Compte tenu de l'énorme littérature sur les médicaments psychotropes, je me concentre sur les antidépresseurs dans cet essai - un groupe diversifié d'agents qui a fait l'objet d'une énorme controverse. Ces dernières années, par exemple, des questions ont été soulevées concernant à la fois l'efficacité et l'innocuité des antidépresseurs. Il existe une littérature volumineuse sur ces sujets, mais voici mon meilleur synopsis professionnel. Les antidépresseurs semblent «montrer leur substance» de manière plus robuste dans les cas de dépression sévère, mais cela peut être en partie un artefact de la façon dont la plupart des études sont conçues et analysées. Par exemple, la revue la plus récente de Kirsch et ses collègues [2] suggère que dans la dépression légère à modérée, les antidépresseurs ne fonctionnent pas mieux qu'une pilule de sucre (placebo). Dans la dépression très sévère, Kirsch et al ont trouvé, les nouveaux antidépresseurs surpassent le placebo, bien que leurs avantages ne soient pas aussi robustes que dans les études antérieures (années 60-70) des «anciens» antidépresseurs tricycliques.

Cependant, nous devons mettre en perspective ces récentes découvertes. De nombreux articles sur Internet ont déclaré, sur la base de l’étude de Kirsch et al, que «les antidépresseurs ne fonctionnent pas!» Mais ce n'est pas ce que l'étude a montré. Il a plutôt regroupé les résultats de 47 essais sur les antidépresseurs et constaté que le médicament actif présentait une «séparation» cliniquement significative du placebo uniquement dans les cas les plus graves de dépression. C'est en fait beaucoup mieux que de constater que les antidépresseurs ne fonctionnent que pour une dépression très légère! Cela dit, l'étude Kirsch a attribué le bénéfice apparent des antidépresseurs chez les patients les plus gravement malades à une réduction de la réactivité au placebo plutôt qu'à une efficacité accrue du médicament.

L’étude Kirsch pose un certain nombre de problèmes, dont beaucoup sont bien discutés dans le récent blog du Dr Grohol (26/02/08) sur ce site Web. D'une part, toute l'étude de Kirsch consiste à déterminer si une amélioration de 2 points dans une seule échelle d'évaluation de la dépression (l'échelle d'évaluation de la dépression de Hamilton ou HAM-D) équivaut à un changement «cliniquement significatif» (pas seulement statistiquement significatif). C'est, bien sûr, une question de jugement. Deuxièmement, l'étude de Kirsch n'a examiné que les essais d'antidépresseurs dans la base de données de la FDA avant 1999; une analyse d'essais plus récents aurait pu produire des résultats différents. Troisièmement, le genre de «calcul des nombres» qui se produit dans toute méta-analyse (essentiellement, une étude d'études) peut masquer non seulement les différences individuelles, mais aussi les différences de sous-groupes. Autrement dit, un patient donné avec certains symptômes dépressifs - ou un sous-groupe avec certaines caractéristiques - peut très bien faire sur un antidépresseur, mais les résultats sont «submergés» dans le taux de réussite médiocre global de l'étude dans son ensemble.

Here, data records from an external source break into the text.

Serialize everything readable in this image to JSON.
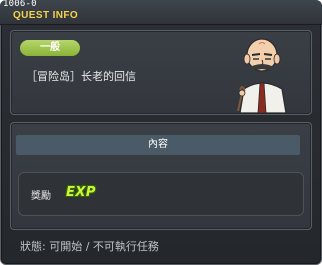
{
  "window": {
    "id_label": "1006-0",
    "title": "QUEST INFO"
  },
  "quest": {
    "category": "一般",
    "name": "［冒险岛］长老的回信"
  },
  "content": {
    "section_label": "內容",
    "reward_label": "獎勵",
    "reward_item": "EXP"
  },
  "status": {
    "text": "狀態: 可開始 / 不可執行任務"
  },
  "colors": {
    "title": "#f5d34a",
    "category_badge": "#9cc34a",
    "exp": "#d7f23a"
  },
  "icons": {
    "npc": "elder-npc-portrait"
  }
}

Il existe de nombreuses autres raisons pour lesquelles les études sur les antidépresseurs peuvent donner des résultats moins que spectaculaires au cours des dernières décennies, et le lecteur intéressé peut trouver des détails dans un éditorial de Kobak et ses collègues, dans le Journal of Clinical Psychopharmacology de février 2007. Ces auteurs soulignent, entre autres, que si les entretiens produisant des scores de dépression HAM-D ne sont pas réalisés habilement, les résultats de l'étude peuvent être déformés. Kobak et ses collègues ont souligné plusieurs cas dans lesquels une mauvaise technique d'interview a conduit à des résultats montrant peu de différence entre l'antidépresseur et le placebo; à l'inverse, une bonne technique d'interview a conduit à un taux d'amélioration plus robuste («taille de l'effet») pour l'antidépresseur. On ne sait pas combien de ces études «d'entrevues indésirables» ont été incluses dans la méta-analyse de Kirsch et al.